Budayawan sekaligus Wakil Ketua DPR RI Fadli Zon meresmikan patung empat pendiri Republik Indonesia (founding fathers) di taman belakang Cottage Aiaangek, Selasa (15/8). Peresmian patung founding fathers bersamaan dengan momentum peringatan kemerdekaan Indonesia.
Patung empat tokoh pendiri RI terdiri dari Soekarno, Muhammad Hatta, Sutan Syahrir dan Tan Malaka itu dibuat berbahan perunggu. Ke empat patung perunggu itu, menghabiskan waktu satu tahun pembuatannya. Tokoh-tokoh tersebut telah mengorbankan jiwa dan raga untuk bangsa dan negara.
“Sejarah harus selalu diingat. Sejarah yang diwarnai keberagaman, merupakan fondasi kuat saat kita bicara soal revolusi mental. Tidak perlu, kita bicara sebagai seorang yang Pancasila, karena Soekarno saja mengatakan dirinya terus menggali Pancasila,” ucap Fadli Zon.
Fadli Zon mengatakan, kekuatan Indonesia sebagai bangsa yang besar hingga sampai di usia 72 tahun ini adalah keberagaman. Hal ini juga pembelajaran sejarah terbentuknya struktur negara Indonesia oleh empat founding fathers, dengan cara serta pola pemikiran yang berbeda-berbeda.
“Bung Hatta mengundurkan diri sebagai wakil presiden karena tidak sesuai pengangkatan presiden seumur hidup. Kemudian Sutan Syahrir jadi tahanan politik di pemerintahan Soekarno karena ada pertikaian pendapat dan pandangan. Namun hingga akhir hayat, mereka tetap sebagai empat Founding Fathers. Sutan Syahrir dianugerahkan Pahlawan Nasional juga oleh Soekarno,” tutur Fadli.
Terkait istilah pendiri bangsa, Fadli menyebut memiliki pengertian luas. Kelahiran suatu negara dari perjuangan pejuang, yang bisa saja tidak terlibat dalam urusan-urusan teknis. “Keempat tokoh ini, menjadi representasi dari pola dan bentuk perjuangan kemerdekaan di Indonesia. Dan kita patut berbangga, karena tiga dari keempat tokoh itu putra Minang,” ujar kader Partai Gerindra ini.
Istilah pendiri bangsa dikatakannya, banyak merujuk nama-nama yang terlibat dalam penyusunan struktur negara Republik Indonesia.

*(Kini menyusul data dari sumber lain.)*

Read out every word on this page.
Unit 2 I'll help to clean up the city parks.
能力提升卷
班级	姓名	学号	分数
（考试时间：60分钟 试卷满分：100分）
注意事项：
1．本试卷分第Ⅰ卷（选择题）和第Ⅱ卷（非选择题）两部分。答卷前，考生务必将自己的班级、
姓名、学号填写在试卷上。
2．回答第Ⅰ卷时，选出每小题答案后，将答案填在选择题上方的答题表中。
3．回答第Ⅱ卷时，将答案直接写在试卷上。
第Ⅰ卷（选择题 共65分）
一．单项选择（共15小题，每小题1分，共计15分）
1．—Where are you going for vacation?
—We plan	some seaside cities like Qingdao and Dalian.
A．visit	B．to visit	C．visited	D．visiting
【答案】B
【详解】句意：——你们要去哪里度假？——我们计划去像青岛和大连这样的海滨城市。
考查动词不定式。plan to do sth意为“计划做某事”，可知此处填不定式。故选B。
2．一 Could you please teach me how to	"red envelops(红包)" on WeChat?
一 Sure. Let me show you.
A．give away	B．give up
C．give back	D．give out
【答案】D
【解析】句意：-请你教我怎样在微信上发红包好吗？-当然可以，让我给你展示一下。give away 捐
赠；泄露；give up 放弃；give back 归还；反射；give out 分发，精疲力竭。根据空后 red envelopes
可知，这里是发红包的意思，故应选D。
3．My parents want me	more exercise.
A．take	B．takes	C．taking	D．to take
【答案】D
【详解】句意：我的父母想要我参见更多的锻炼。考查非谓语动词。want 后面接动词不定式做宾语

Yakni para anggota Badan Penyidik Usaha-usaha Persiapan Kemerdekaan Indonesia (BPUPKI) dan perumus naskah proklamasi di rumah Laksamana Maeda 16 Agustus 1945. “Sekali lagi, mengetahui sejarah itu sangat penting. Sebab bangsa yang besar adalah bangsa yang tidak pernah melupakan sejarah dan jasa-jasa pahlawannya,” pungkas Fadli. (*)
LOGIN untuk mengomentari.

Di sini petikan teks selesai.